Cinco anos de segredo

“Não foram tiradas notas nas reuniões com a Câmara do Comércio dos Estados Unidos, com a indústria farmacêutica, o lobby da indústria de armamento, com o Citi e BMW?”.

No início de 2014, o Corporate Europe Observatory (CEO) recebeu da Comissão Europeia 44 documentos relativos a mais de uma centena de reuniões. Face ao escasso número de textos disponibilizados, o CEO deixou uma pergunta: “Não foram tiradas notas nas reuniões à porta fechada com os lobistas, por exemplo, da Câmara do Comércio dos Estados Unidos, da federação industrial alemã BDI, dos grupos CEFIC e VCI, da união de indústria farmacêutica EFPIA, da DigitalEurope, do Conselho Empresarial Transatlântico, do lobby da indústria de armamento ASD, da Associação Britânica de Banqueiros e grupos como o Lilly, Citi e BMW?”.

Muitos destes papéis foram pedidos ao abrigo do direito à informação (FOI, acrónimo em inglês para Freedom of Information) e acesso a documentação relativa aos tratados da UE, determinado pela regulamentação de 1049/2001.

Os encontros preparatórios mantiveram-se, contudo, abrigados do conhecimento público, com muitos dos papéis a serem enviados ao CEO sob forte censura.

Parágrafos inteiros tinham sido rasurados. “NOT RELEASABLE”, “DELETED”, “NOT RELEVANT” (não divulgável, apagado, não relevante) escrito à mão ou em etiquetas dactilografadas justificavam as extensas manchas a negro sobre o texto de grande parte dos documentos. Uma mancha gráfica que remete para outras latitudes.

As justificações estavam nos anexos igualmente enviados ao grupo ativista CEO, referindo-se ao apagamento de cada parágrafo, de cada frase ou palavra: “Revelar esta informação poderia ter um impacto negativo na empresa x e prejudicar a sua posição no mercado americano/europeu”; “revelar… colidiria com a proteção a que estamos obrigados por lei no que diz respeito à privacidade individual”; “revelar esta informação poderá ter um impacto negativo na Euratex, ou na posição dos seus membros no mercado americano”; “estaríamos a ir contra a proteção individual e comercial devida por lei a uma pessoa natural ou legal”.

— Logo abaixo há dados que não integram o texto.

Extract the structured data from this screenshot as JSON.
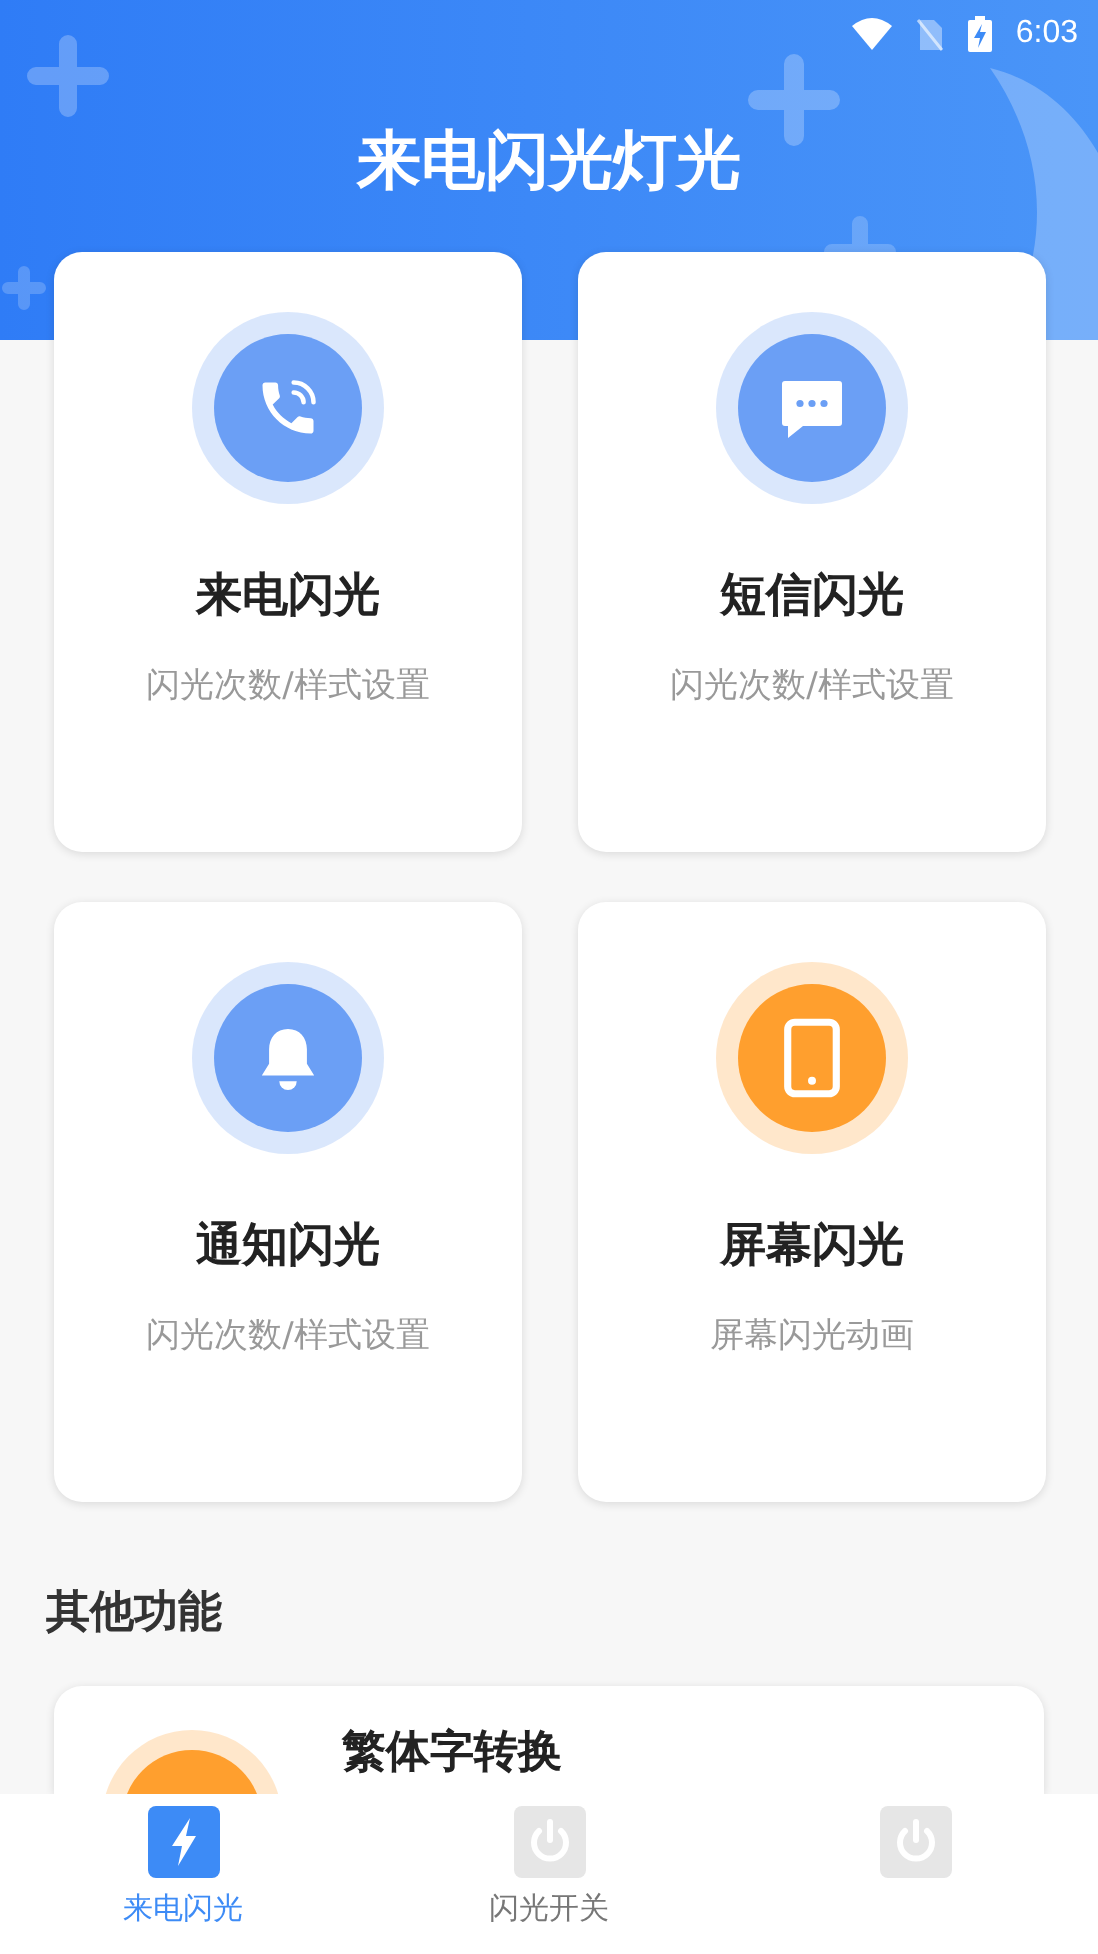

Apesar do negro e branco que ocultou a informação considerada sensível pela equipa da Comissão Europeia, o CEO sublinhava que do texto disponível se podia - já então - deduzir que a eliminação das diferenças entre a UE e os Estados Unidos é o ponto-chave do acordo, com a grande parte das reuniões a versarem aquilo que é visto como “barreiras regulatórias”. Em perigo, face a esta agenda, alertava o CEO, ficam os padrões de segurança e legislativos da Europa, que assim são puxados para baixo, ao nível do que é a prática legislativa norte-americana no retalho, nos serviços, na indústria, na saúde.

Ninguém obrigará os atores europeus a baixarem os seus padrões de qualidade atuais. Pelo contrário, teme-se que sejam eles próprios - antes da finalização de um quadro regulatório comum - a optar por esse relaxamento na qualidade dos produtos e dos serviços face a um quadro competitivo aberto aos americanos, dispostos a tudo para produzir mais barato, seja a que custo for.
A última palavra é a primeira?

No caso deste documento que chegou às mãos do CEO, estavam as linhas respeitantes ao capítulo das negociações que versa a “cooperação para a regulamentação”. De Bruxelas asseguravam na altura que se tratava apenas de simplificar processos. O CEO não engoliu a justificação e advertiu para a teia que se estava a montar e que de futuro tolherá qualquer iniciativa da União Europeia vista pelos norte-americanos como prejudicial aos seus interesses.

A caminho, avisava, está a abertura de um corredor para as grandes multinacionais americanas no sentido de poderem avançar com “propostas substanciais” para a agenda de Bruxelas. Talvez seja essa a razão por que os movimentos anti-TTIP adotaram a imagem do Cavalo de Troia para ilustrar o tratado. O problema é que os europeus não têm sequer uma Helena para amostra, como confirmam os Leaks da Greenpeace.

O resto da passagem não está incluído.